<i>Whim Wham</i> at the Museum of Art and History in Lancaster, California.

ALL CAPS: Painter Gary Lang has long been recognized as one of the most distinguished practitioners of colorful hard-edge abstraction. No account of the recent history of abstract painting would be complete without at least one of his signature multicolored concentric-circle paintings. As a painter, he’s both the logical extension of Josef Albers’s seminal work, with shifting hues and values arrayed in colored squares, and the psychedelic Zen cousin of Gerhard Richter’s passionate chromaticism. But in his big new show called Edging Reason — words (at the Carnegie Art Museum in Oxnard through May 19), Lang has come up with an entirely different project. These word drawings in paint, while rooted in the same skills he has developed working on the circles, have a totally different look and feel.

In this work, Lang hand-letters various poetic phrases, mostly of his own devising, into lyrical and grid-like compositions of alternating primary colors. The hand-lettered images come in several varieties. Some very short phrases, such as “Let’s call it a day,” get an open treatment in which the white space between the letters is the focus, a choice that’s accentuated by strategic omissions. For example, in “Let’s call it a day,” Lang leaves in the apostrophe but cancels the letter “C.” As the phrases get longer and more complex, the letters begin to run together more closely, and, although Lang is careful not to allow the many beautiful colored lines to ever overlap, some of the more extravagant figures engage the adjacent space, such as when the elongated leg strokes on a capital M or an uppercase A sweep down around the letter below.

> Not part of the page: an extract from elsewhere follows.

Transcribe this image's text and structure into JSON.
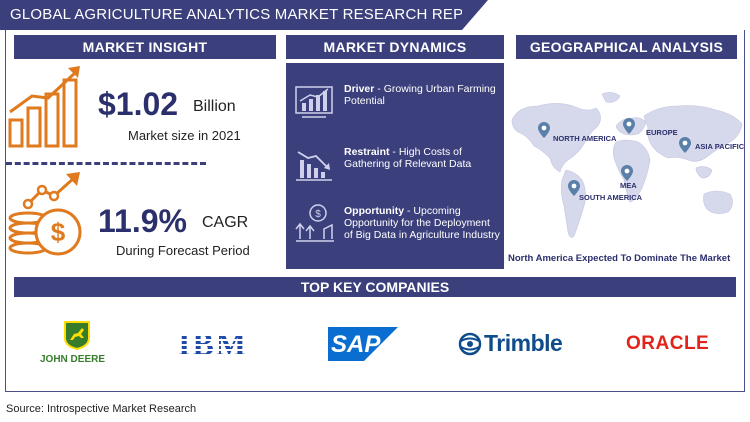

Because of the way that Lang deliberately avoids conventional word spacing and the lowercase, the works are all a little difficult to read: not impossible, but tricky and recalcitrant enough that the gallery created loose-leaf notebooks with the typed texts as a kind of subtitle system. Although there is much to ponder in the texts on their own, the eye is drawn again and again to the walls, where the most lasting impression comes from seeing the sheer range of effects that Lang has achieved over the course of creating the more than 70 images in this exhibition. For this purpose, the Carnegie’s Mezzanine Gallery, with its great horizontal wall, makes a particularly effective venue.

<i>Edging Reason — words</i> at the Carnegie Art Museum.

Sitting on the bench in front of these massed images, it’s possible to discern multiple approaches within the larger flow. Once the phrases arrive at a certain density, Lang’s organizational impulses appear to split. Some expressions, like “The Truth” (the full text begins “a cadre of regime information managers spreading skullduggery beneath a veneer of …”), get a jagged, cascading treatment in which the letters continually shift across the verticals of the grid. In others, the letters form neat columns, paradoxically further reducing readability in the service of an alternate system of organization. In certain cases, individual letters emerge through stylization. Once the ubiquitous “E” acquires the squashed-flat horizontality of the font on an eye chart, it pops from every image.

The overall effect is also twofold and energizing. First of all, the show embeds the viewer in a perceptual world where reading takes more effort than usual, a situation that apparently reflects some aspect of the experience of the artist, who claims that he came late to reading and only began pursuing it regularly in the aftermath of September 11, 2001. Secondly, it operates as a kind of musical flourish of the artist’s skill with color. Listen with your eyes to what these grids of letters are saying — there’s a message in their patterns that is just as important as the message spelled out in the words.